Sisi deposed elected Islamist President Mohamed Mursi in July after mass unrest over his increasingly arbitrary and erratic rule, kindling political chaos and security crackdowns on dissent in the Arab world’s most populous nation.
He has since taken on almost cult-like popularity in Egypt with many seeing him as a decisive figure able to stabilize a country that has lurched from one economically ruinous crisis to another since the 2011 overthrow of autocrat Hosni Mubarak.
“(The Supreme Council of the Armed Forces) is looking forward with respect and reverence to the desire of the huge masses of the great Egyptian people in the nomination of...Abdel Fattah al-Sisi for the presidency of the republic, which it considers a mandate and an obligation,” the military high command said in a statement.
“The top army officials all okayed Sisi running for the presidency,” said a security source. The 59-year-old career officer is expected to announce his candidacy within days.
Hours before top generals approved Sisi contesting the election, the presidency announced he had been promoted to field marshal from general, in what security officials said was a sign he is about to declare his candidacy for the presidency.
“The decision was expected and it is the first step before the resignation of the general and his candidacy announcement, which is now expected very soon,” said a security official.
In order for Sisi to contest the election, he has to resign from his post as defense minister and from the military.
After toppling Mursi, Sisi unveiled a political roadmap that promised free and fair elections in Egypt, which is of great strategic importance because of its 1979 peace treaty with Israel and control of the Suez Canal.
But despite his popularity, Sisi has no pedigree as a democrat and has shown himself willing to apply deadly force against those who disagree with him.
The Muslim Brotherhood accuses him of staging a coup by effectively putting Egyptian government back under the domination of the military as it was before Mubarak’s exit and aborting its professed transition to democracy.
The Brotherhood holds Sisi responsible for what it says are widespread human rights abuses in a security crackdown that has killed nearly 1,000 Islamists. Top Brotherhood leaders including Mursi are all in jail and facing trial.
But, in addition to many people in the street, Sisi enjoys the backing of the army, Egypt’s most powerful institution, as well as the Interior Ministry, many liberal politicians and Mubarak-era officials and businessmen who have made a comeback since the political demise of Mursi.
Judging by his appeal, those forces are likely to give him plenty of time to prove himself as president, and there are no other politicians who could challenge Sisi anytime soon.
Deputy Prime Minister Ziad Bahaa El-Din, a moderate in the army-backed government, tendered his resignation on Monday.
Bahaa El-Din, a lawyer, had called for a more inclusive political process in a nation that, crippled by prolonged violent unrest that has shattered the economy, appears to be growing less tolerant of dissent by the day.

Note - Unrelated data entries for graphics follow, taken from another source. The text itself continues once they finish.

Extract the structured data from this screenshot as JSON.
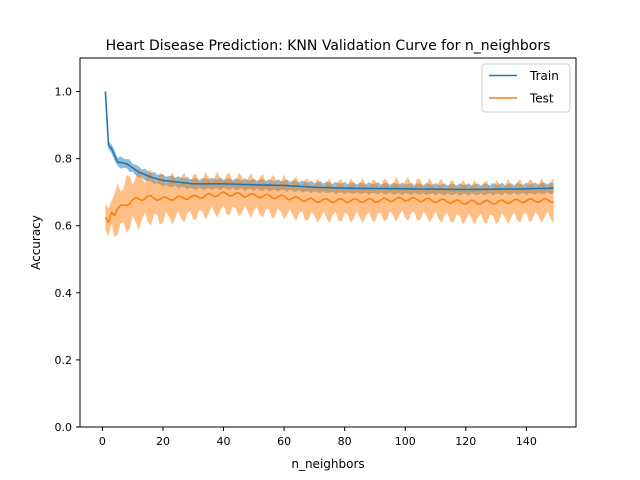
{
  "chart_data": {
    "type": "line",
    "title": "Heart Disease Prediction: KNN Validation Curve for n_neighbors",
    "xlabel": "n_neighbors",
    "ylabel": "Accuracy",
    "xlim": [
      -7.4,
      156.4
    ],
    "ylim": [
      0.0,
      1.1
    ],
    "xticks": [
      0,
      20,
      40,
      60,
      80,
      100,
      120,
      140
    ],
    "yticks": [
      0.0,
      0.2,
      0.4,
      0.6,
      0.8,
      1.0
    ],
    "xtick_labels": [
      "0",
      "20",
      "40",
      "60",
      "80",
      "100",
      "120",
      "140"
    ],
    "ytick_labels": [
      "0.0",
      "0.2",
      "0.4",
      "0.6",
      "0.8",
      "1.0"
    ],
    "grid": false,
    "legend_position": "top-right",
    "x_range": [
      1,
      149
    ],
    "series": [
      {
        "name": "Train",
        "color": "#1f77b4",
        "mean_keypoints": [
          [
            1,
            1.0
          ],
          [
            2,
            0.84
          ],
          [
            3,
            0.83
          ],
          [
            5,
            0.79
          ],
          [
            8,
            0.785
          ],
          [
            12,
            0.76
          ],
          [
            16,
            0.745
          ],
          [
            20,
            0.735
          ],
          [
            30,
            0.725
          ],
          [
            40,
            0.725
          ],
          [
            50,
            0.722
          ],
          [
            60,
            0.72
          ],
          [
            70,
            0.715
          ],
          [
            80,
            0.712
          ],
          [
            100,
            0.71
          ],
          [
            120,
            0.708
          ],
          [
            140,
            0.71
          ],
          [
            149,
            0.712
          ]
        ],
        "band_halfwidth_keypoints": [
          [
            1,
            0.0
          ],
          [
            2,
            0.012
          ],
          [
            5,
            0.015
          ],
          [
            10,
            0.015
          ],
          [
            20,
            0.015
          ],
          [
            60,
            0.015
          ],
          [
            149,
            0.015
          ]
        ]
      },
      {
        "name": "Test",
        "color": "#ff7f0e",
        "mean_keypoints": [
          [
            1,
            0.625
          ],
          [
            2,
            0.61
          ],
          [
            3,
            0.64
          ],
          [
            4,
            0.63
          ],
          [
            5,
            0.65
          ],
          [
            8,
            0.665
          ],
          [
            10,
            0.675
          ],
          [
            15,
            0.685
          ],
          [
            20,
            0.68
          ],
          [
            30,
            0.685
          ],
          [
            40,
            0.695
          ],
          [
            50,
            0.69
          ],
          [
            60,
            0.685
          ],
          [
            70,
            0.675
          ],
          [
            80,
            0.675
          ],
          [
            90,
            0.675
          ],
          [
            100,
            0.68
          ],
          [
            110,
            0.675
          ],
          [
            120,
            0.67
          ],
          [
            130,
            0.67
          ],
          [
            140,
            0.675
          ],
          [
            149,
            0.675
          ]
        ],
        "band_halfwidth_keypoints": [
          [
            1,
            0.04
          ],
          [
            5,
            0.06
          ],
          [
            10,
            0.07
          ],
          [
            20,
            0.06
          ],
          [
            40,
            0.05
          ],
          [
            60,
            0.05
          ],
          [
            80,
            0.05
          ],
          [
            100,
            0.05
          ],
          [
            120,
            0.05
          ],
          [
            149,
            0.05
          ]
        ]
      }
    ]
  }
}
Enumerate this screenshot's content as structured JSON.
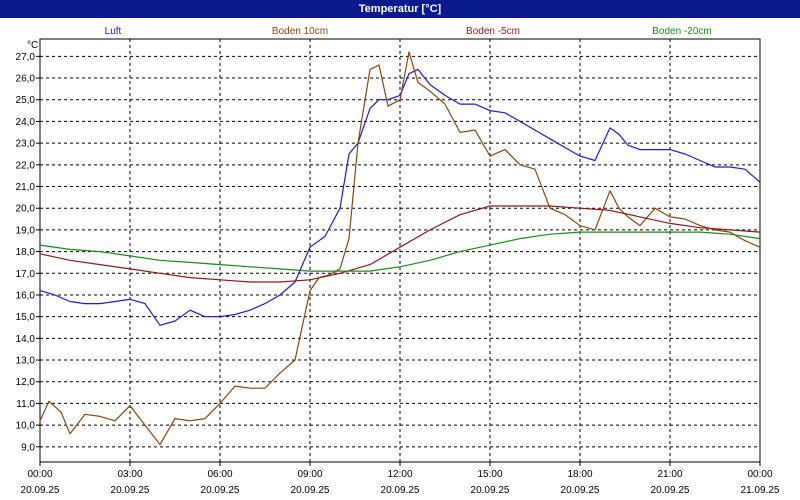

“A crucial stage of the roadmap is now over. It required keeping a unified front and avoiding disputes in order for the nation to emerge from constitutional and economic collapse,” said a letter posted on Bahaa El-Din’s Facebook page said. “Now that we start a new phase where the country is preparing for successive elections ... I ask that you accept my resignation.”
Bahaa El-Din is in charge of an economic team that includes the ministers of finance, trade and industry, supply, planning and investment, as well as the governor of the central bank.